Pretreatment: Pretreatment is a high temperature, short residence time, mild acid hydrolysis which breaks down the feedstock and prepares it for the introduction of enzymes. Pretreatment also breaks down the hemicellulose component of the feedstock into five-carbon sugars. Pretreatment requires water, chemicals, and high pressure steam. Energy is recovered for re-use elsewhere in the process.

Enzymatic hydrolysis: The enzymatic hydrolysis step is a multi-day operation run under mild conditions. Tanks receive feed slurry from pretreatment, and with the use of added enzymes, the cellulose is then broken down to produce six-carbon sugars.

Lignin separation and processing: In this step, the product of hydrolysis is split into solid and liquid portions.
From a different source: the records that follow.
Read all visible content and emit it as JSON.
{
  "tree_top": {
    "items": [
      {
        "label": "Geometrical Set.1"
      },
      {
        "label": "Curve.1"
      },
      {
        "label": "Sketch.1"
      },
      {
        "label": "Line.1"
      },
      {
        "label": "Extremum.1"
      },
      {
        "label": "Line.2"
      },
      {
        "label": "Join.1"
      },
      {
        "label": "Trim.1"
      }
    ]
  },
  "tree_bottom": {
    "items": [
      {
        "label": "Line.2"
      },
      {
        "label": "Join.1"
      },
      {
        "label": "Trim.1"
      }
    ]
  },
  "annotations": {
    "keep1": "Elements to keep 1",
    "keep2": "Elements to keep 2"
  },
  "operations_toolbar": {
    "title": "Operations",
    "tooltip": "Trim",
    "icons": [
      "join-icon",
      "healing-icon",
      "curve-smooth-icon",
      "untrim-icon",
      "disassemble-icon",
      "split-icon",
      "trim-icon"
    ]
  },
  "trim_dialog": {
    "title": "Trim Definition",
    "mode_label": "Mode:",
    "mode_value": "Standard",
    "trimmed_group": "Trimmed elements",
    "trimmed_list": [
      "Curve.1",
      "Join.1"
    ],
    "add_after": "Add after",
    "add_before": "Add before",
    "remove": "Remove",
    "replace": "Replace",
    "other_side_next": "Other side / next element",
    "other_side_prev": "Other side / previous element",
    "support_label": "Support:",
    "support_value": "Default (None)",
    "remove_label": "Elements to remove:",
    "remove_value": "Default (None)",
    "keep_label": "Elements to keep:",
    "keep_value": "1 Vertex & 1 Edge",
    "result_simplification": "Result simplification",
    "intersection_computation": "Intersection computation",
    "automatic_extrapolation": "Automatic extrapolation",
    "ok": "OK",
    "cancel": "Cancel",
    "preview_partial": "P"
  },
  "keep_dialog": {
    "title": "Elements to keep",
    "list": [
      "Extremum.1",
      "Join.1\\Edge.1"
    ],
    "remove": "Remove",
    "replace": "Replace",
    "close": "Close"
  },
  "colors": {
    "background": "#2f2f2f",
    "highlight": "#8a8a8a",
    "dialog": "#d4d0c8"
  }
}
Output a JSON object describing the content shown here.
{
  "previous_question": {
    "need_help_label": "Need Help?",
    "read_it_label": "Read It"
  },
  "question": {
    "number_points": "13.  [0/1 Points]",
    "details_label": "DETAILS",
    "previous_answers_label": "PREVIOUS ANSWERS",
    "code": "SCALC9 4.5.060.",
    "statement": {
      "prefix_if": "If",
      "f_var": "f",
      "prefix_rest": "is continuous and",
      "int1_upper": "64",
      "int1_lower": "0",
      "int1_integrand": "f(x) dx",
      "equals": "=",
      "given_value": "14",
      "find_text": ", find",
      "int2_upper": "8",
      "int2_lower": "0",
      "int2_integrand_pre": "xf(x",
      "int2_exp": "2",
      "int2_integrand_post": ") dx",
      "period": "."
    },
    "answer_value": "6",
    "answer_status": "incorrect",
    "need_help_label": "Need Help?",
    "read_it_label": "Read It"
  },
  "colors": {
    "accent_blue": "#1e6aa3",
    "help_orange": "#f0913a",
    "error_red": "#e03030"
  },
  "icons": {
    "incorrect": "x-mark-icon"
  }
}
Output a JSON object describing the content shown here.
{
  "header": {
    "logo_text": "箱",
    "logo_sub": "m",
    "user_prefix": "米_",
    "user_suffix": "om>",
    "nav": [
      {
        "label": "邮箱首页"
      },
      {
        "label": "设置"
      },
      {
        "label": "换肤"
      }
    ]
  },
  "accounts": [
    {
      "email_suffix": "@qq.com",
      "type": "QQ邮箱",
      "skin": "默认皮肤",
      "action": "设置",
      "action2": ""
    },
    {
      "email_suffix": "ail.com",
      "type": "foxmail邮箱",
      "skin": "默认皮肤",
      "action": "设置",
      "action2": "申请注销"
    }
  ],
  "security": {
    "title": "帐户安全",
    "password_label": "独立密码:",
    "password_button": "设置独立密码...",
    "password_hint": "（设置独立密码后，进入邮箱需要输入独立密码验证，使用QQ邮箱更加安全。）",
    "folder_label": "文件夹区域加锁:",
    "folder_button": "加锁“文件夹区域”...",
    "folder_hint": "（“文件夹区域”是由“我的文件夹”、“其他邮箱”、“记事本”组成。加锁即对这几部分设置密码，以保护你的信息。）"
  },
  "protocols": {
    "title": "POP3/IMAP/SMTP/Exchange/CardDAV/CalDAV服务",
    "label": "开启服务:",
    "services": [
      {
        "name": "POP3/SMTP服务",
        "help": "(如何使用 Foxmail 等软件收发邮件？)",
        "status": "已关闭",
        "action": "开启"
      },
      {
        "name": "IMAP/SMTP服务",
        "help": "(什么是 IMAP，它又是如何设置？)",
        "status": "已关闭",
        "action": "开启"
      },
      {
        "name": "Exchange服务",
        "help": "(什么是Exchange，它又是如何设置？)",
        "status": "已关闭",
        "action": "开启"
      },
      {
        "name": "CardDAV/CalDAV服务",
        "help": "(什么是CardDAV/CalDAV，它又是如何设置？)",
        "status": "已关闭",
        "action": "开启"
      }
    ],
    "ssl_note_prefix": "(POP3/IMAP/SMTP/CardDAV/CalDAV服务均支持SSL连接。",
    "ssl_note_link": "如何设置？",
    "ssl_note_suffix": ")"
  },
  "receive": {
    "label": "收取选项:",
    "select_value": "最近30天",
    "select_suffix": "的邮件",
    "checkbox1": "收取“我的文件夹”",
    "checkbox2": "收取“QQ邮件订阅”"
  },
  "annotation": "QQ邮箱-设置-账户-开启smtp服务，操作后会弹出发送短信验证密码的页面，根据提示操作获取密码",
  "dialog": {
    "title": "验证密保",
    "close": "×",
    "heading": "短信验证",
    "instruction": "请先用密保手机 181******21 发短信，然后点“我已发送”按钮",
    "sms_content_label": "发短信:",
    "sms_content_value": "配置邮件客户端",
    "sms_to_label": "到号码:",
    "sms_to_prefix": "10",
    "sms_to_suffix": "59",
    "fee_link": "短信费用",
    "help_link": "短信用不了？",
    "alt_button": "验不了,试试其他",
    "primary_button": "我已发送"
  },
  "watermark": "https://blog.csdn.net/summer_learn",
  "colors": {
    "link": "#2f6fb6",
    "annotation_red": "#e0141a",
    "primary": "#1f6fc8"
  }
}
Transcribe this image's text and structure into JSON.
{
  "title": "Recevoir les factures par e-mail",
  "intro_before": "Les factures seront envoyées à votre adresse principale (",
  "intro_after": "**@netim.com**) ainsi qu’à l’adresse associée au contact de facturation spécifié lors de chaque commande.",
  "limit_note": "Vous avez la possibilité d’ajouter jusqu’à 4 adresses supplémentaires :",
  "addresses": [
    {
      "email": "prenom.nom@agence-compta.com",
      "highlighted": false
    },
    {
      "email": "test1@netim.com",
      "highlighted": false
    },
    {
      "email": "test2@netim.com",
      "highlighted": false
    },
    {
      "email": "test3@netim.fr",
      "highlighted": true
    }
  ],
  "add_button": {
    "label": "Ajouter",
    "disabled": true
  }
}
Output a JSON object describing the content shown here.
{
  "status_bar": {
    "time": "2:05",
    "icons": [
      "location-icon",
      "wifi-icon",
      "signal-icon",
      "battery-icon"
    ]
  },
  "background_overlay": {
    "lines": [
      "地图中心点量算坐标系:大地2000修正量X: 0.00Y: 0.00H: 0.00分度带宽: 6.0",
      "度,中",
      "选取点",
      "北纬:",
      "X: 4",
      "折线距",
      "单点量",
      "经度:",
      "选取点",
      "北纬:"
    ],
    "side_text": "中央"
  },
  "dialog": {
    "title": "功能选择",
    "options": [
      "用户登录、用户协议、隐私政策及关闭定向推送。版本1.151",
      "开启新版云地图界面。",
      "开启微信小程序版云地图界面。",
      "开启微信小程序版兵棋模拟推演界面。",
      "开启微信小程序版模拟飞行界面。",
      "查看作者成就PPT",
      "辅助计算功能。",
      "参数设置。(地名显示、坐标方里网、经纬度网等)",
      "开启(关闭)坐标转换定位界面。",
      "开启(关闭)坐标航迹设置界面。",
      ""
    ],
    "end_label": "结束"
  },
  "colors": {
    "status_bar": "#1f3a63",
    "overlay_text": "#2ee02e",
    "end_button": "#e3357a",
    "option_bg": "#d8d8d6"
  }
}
The solid portion consists mainly of lignin which possesses a high heating value, thus making it an ideal fuel for burning in a boiler. The combustion of lignin provides enough energy to power most of the cellulosic ethanol process. The liquid portion, which contains the sugars, is then sent to fermentation.

Ethanol fermentation and distillation: The five- and six-carbon sugars are now converted to ethanol using genetically modified yeasts. A dilute ethanol stream, known as beer, is generated as well as carbon dioxide. The fermentation beer is distilled into commercial-grade fuel ethanol.